Some of it is down to obviously the speed and power of Alves’ shot alone perhaps but Hart’s shape at the crucial moment must also be questioned.
First thing though Hart does get his positioning and space minimizing run absolutely correct – the only way to goal for Alves is through him…
Unfortunately for Hart that’s exactly what happens as Hart’s final position presents a target Alves cannot miss:
The question is why? What does Fabianski do differently than Hart. Lets look at the two keepers body shape and their movement just as the shoots are about to be taken.
First Fabianski who has stayed upright, left almost no target and as he closes down the final few inches between himself and the ball lowers his hand and body towards the ball. The result Sturridge pulls up on the shoot keeps going wide and eventually fires into the side netting. Even though the Arsenal keeper probably went down a little early his scrambling efforts kept the ball out of the net all because he “won” the small mind game between keeper and shooter.

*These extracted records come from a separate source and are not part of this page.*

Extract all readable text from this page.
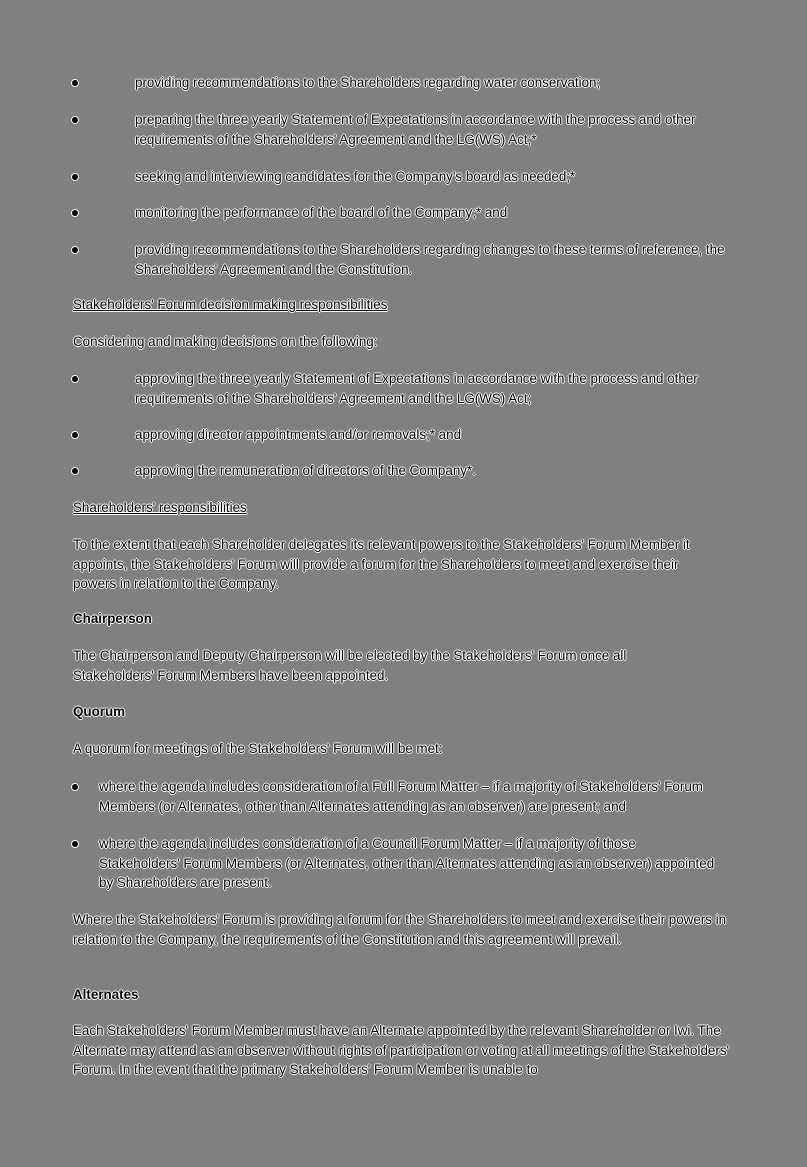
providing recommendations to the Shareholders regarding water conservation;
preparing the three yearly Statement of Expectations in accordance with the process and other requirements of the Shareholders' Agreement and the LG(WS) Act;*
seeking and interviewing candidates for the Company's board as needed;*
monitoring the performance of the board of the Company;* and
providing recommendations to the Shareholders regarding changes to these terms of reference, the Shareholders' Agreement and the Constitution.
Stakeholders' Forum decision making responsibilities
Considering and making decisions on the following:
approving the three yearly Statement of Expectations in accordance with the process and other requirements of the Shareholders' Agreement and the LG(WS) Act;
approving director appointments and/or removals;* and
approving the remuneration of directors of the Company*.
Shareholders' responsibilities
To the extent that each Shareholder delegates its relevant powers to the Stakeholders' Forum Member it appoints, the Stakeholders' Forum will provide a forum for the Shareholders to meet and exercise their powers in relation to the Company.
Chairperson
The Chairperson and Deputy Chairperson will be elected by the Stakeholders' Forum once all Stakeholders' Forum Members have been appointed.
Quorum
A quorum for meetings of the Stakeholders' Forum will be met:
where the agenda includes consideration of a Full Forum Matter – if a majority of Stakeholders' Forum Members (or Alternates, other than Alternates attending as an observer) are present; and
where the agenda includes consideration of a Council Forum Matter – if a majority of those Stakeholders' Forum Members (or Alternates, other than Alternates attending as an observer) appointed by Shareholders are present.
Where the Stakeholders' Forum is providing a forum for the Shareholders to meet and exercise their powers in relation to the Company, the requirements of the Constitution and this agreement will prevail.
Alternates
Each Stakeholders' Forum Member must have an Alternate appointed by the relevant Shareholder or Iwi. The Alternate may attend as an observer without rights of participation or voting at all meetings of the Stakeholders' Forum. In the event that the primary Stakeholders' Forum Member is unable to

In Hart’s case he presents something entirely different to the shooter despite closing the distance and “making himself big” – his hands are too high to be of too much use and he has presented a target not just too tempting for Alves but one he can’t miss.
The final image shows the difference in the two keepers shape in the crucial moment – Hart’s feet much too wide and hands again much too high to really influence either the shot or the psychology of the shooter. The result a goal. A goal that while definitely not the fault of the keeper alone one that a few minor adjustments in approach may have prevented.